Allah’ın (cc) varlığına, birliğine ve peygamberlerin
doğruluğuna işaret eden deliller, mûcizeler ve Kur’ân-ı Kerîm sûreleri olarak
tarif edilen âyetlerin okunması gerekir. “Onlara gerek içinde yaşadıkları
âlemin her tarafında, gerekse kendi nefislerinde âyetlerimizi göstereceğiz”
(Fussilet, 53) ifadesi, okumanın insan nefsinde olan elif’in Esmâya (hazîne)
bakın yüzü ile yapılacağını açıkça göstermektedir.
Bu okuma sürecinin muhatapları olan insanlar, her devir ve âlemde ve de şeyde yoktan var edilmenin her inkişafına lâyık birer pozisyonda durdurulur. Evrenin başında ne ise, sonunda da aynı malzemelerin bulundurulması, koruma ve muhafazayla mümkündür. Bu iş Rahmân tarafından yapılır. Koruma ve muhafazanın her şeyde tecelli etmesi ve her maddede sürdürülebilir yeniden yaratılışın devamı da Rahîm tarafından yapılıyor.

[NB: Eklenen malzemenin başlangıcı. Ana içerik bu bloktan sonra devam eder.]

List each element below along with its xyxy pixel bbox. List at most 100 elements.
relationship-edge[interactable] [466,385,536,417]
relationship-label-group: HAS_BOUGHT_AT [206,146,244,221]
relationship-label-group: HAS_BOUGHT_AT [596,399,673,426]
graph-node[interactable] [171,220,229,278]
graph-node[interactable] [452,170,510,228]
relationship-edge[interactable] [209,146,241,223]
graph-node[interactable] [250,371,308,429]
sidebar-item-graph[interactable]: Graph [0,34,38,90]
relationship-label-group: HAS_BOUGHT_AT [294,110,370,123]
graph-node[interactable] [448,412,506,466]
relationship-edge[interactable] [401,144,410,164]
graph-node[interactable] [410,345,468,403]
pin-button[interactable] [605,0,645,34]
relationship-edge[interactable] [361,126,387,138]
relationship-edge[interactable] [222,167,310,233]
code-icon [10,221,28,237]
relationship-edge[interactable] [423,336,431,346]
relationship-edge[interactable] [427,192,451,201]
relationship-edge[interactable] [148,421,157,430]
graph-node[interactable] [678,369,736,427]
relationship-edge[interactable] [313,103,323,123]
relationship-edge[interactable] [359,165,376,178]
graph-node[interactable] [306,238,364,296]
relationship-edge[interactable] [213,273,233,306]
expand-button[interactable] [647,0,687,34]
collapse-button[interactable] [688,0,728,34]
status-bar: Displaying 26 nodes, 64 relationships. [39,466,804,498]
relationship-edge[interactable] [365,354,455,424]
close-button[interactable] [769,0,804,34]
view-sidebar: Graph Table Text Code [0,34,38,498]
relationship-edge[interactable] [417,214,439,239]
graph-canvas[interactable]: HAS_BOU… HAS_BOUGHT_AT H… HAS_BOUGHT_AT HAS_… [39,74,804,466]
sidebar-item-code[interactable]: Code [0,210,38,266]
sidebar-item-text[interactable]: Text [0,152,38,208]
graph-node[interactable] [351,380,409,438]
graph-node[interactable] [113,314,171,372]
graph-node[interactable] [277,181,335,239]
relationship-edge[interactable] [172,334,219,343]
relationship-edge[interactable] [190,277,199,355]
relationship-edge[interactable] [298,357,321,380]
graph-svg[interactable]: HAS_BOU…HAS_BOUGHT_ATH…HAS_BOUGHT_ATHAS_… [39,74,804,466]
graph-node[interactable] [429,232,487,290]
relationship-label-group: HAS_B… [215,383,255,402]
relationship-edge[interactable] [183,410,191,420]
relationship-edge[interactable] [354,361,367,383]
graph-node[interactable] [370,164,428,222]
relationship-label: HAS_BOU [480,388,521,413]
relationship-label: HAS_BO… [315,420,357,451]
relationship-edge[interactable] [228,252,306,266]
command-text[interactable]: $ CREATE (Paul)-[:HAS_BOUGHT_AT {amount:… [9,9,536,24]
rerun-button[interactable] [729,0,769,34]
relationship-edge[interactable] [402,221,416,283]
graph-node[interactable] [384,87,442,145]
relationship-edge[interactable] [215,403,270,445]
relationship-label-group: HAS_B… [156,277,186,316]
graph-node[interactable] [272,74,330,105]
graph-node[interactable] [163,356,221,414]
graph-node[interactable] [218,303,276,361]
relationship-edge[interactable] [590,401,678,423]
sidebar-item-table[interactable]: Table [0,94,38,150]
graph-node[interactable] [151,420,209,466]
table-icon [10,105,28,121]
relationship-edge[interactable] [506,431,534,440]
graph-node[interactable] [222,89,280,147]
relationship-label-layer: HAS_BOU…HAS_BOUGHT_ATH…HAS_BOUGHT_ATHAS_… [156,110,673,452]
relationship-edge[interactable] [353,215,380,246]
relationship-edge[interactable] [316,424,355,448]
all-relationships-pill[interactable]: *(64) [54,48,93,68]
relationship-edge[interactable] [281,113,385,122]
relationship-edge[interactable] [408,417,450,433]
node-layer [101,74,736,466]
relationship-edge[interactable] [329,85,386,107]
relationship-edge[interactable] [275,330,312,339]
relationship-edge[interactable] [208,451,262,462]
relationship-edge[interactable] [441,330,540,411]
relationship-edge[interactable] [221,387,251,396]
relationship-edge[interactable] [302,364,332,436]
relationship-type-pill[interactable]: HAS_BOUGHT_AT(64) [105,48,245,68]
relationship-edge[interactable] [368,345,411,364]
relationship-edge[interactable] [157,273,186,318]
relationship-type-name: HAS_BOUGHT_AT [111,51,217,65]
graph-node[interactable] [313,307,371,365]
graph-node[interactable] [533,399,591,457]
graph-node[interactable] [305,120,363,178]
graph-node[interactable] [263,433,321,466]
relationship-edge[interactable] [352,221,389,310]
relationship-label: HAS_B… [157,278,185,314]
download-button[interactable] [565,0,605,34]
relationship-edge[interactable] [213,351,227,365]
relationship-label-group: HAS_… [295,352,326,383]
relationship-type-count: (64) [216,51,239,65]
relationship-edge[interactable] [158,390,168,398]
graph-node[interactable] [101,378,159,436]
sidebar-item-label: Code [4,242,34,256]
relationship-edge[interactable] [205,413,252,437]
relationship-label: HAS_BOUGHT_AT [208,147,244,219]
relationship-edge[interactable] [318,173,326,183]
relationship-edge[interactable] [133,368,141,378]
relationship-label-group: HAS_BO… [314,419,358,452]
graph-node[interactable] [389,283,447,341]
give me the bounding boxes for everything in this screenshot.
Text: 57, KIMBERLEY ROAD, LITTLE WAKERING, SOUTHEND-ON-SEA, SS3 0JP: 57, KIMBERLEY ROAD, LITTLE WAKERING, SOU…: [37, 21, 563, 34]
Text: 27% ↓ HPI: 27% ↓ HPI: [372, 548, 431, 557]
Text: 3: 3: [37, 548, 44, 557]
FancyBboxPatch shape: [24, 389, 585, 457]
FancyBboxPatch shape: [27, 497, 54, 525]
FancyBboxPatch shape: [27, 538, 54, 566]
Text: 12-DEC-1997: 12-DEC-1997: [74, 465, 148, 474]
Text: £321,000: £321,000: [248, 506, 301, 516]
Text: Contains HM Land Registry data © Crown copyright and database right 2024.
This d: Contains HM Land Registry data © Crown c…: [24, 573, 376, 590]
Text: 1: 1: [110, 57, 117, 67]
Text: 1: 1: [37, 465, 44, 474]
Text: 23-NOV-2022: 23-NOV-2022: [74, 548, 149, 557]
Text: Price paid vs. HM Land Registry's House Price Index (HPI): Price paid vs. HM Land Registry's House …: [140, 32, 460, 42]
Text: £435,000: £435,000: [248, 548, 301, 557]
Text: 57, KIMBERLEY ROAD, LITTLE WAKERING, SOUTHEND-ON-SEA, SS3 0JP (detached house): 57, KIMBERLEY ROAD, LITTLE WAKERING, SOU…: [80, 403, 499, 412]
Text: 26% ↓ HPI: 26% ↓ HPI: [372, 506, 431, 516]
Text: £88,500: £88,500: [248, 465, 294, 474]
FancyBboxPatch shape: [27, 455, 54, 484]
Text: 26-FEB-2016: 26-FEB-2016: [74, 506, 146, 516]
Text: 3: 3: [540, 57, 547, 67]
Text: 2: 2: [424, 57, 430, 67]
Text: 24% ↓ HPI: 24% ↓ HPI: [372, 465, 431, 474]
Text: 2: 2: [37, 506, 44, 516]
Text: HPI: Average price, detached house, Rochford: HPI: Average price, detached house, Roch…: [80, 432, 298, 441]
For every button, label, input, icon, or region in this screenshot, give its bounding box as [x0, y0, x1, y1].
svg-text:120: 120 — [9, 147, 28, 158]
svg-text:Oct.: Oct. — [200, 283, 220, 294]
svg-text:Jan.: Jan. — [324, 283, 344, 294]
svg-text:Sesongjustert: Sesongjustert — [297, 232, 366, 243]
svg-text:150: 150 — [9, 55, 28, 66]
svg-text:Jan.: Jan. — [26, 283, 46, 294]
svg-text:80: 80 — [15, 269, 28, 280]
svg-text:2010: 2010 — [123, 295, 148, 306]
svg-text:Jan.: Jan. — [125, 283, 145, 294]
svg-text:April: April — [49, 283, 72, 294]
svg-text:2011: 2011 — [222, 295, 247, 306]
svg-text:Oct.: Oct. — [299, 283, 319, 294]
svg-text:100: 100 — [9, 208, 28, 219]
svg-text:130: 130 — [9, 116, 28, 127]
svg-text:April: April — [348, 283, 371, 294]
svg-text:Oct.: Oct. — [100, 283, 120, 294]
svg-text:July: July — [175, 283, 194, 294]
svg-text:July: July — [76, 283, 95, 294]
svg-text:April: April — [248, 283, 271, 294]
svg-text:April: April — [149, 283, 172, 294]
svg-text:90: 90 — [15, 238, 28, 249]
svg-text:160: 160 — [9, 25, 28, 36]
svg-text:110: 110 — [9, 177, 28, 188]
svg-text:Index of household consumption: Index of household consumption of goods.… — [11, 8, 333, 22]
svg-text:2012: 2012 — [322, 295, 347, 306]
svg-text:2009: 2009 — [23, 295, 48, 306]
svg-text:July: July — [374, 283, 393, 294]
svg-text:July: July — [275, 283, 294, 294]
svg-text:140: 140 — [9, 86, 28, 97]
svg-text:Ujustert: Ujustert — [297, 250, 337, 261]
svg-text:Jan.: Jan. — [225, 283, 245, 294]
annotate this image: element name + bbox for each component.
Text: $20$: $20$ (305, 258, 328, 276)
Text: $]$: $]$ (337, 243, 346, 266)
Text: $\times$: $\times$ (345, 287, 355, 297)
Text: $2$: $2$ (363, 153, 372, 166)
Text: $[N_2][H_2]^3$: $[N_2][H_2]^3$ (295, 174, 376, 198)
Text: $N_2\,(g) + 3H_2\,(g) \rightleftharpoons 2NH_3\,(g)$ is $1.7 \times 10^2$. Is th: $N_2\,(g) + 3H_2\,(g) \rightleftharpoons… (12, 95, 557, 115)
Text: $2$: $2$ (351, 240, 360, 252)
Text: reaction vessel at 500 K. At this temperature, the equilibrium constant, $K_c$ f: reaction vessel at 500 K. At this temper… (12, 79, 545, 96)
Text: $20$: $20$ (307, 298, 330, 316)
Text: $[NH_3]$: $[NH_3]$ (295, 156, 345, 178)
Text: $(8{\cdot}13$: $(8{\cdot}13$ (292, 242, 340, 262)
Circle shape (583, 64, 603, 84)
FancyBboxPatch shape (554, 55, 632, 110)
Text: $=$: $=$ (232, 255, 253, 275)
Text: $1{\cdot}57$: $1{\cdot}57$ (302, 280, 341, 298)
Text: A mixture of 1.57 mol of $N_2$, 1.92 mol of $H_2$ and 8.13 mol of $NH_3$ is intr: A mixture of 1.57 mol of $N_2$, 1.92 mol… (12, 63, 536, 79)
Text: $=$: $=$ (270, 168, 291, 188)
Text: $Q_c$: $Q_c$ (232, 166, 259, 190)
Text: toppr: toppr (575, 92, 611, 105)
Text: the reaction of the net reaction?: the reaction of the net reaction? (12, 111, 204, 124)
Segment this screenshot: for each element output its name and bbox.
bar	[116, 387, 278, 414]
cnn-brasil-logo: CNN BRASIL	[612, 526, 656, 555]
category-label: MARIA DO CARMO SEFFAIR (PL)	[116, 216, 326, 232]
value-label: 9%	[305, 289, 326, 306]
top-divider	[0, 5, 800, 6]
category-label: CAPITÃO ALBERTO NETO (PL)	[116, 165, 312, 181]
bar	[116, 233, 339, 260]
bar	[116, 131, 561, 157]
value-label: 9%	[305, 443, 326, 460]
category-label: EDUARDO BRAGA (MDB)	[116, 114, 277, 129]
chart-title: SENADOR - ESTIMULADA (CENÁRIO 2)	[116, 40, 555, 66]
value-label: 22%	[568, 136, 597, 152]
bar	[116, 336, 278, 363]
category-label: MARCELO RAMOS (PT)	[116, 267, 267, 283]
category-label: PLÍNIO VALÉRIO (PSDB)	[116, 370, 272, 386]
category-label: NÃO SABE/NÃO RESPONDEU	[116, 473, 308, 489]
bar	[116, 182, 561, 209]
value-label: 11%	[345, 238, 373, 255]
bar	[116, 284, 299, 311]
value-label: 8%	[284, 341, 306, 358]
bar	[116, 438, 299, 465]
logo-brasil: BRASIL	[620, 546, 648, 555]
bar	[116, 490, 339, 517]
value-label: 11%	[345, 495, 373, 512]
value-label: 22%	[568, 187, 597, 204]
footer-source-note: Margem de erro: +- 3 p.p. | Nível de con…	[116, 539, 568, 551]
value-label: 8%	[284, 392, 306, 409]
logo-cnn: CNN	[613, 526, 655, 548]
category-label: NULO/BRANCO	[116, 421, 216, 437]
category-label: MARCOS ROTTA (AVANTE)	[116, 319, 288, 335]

Bu yönüyle, besmeledeki “Rahmân” ve “Rahîm” kelimeleri,
besmeledeki Allah (cc) İsminin sıfatı olmuştur. Bu sıfat özellikleri hem Kur’ân,
hem de kâinat kitabı (evren) ile besmele arasında iletişimi sağlar. Bu
pencereden açıkça görüleceği üzere, Rahmân ve Rahîm kelimeleri Allah’tan (cc)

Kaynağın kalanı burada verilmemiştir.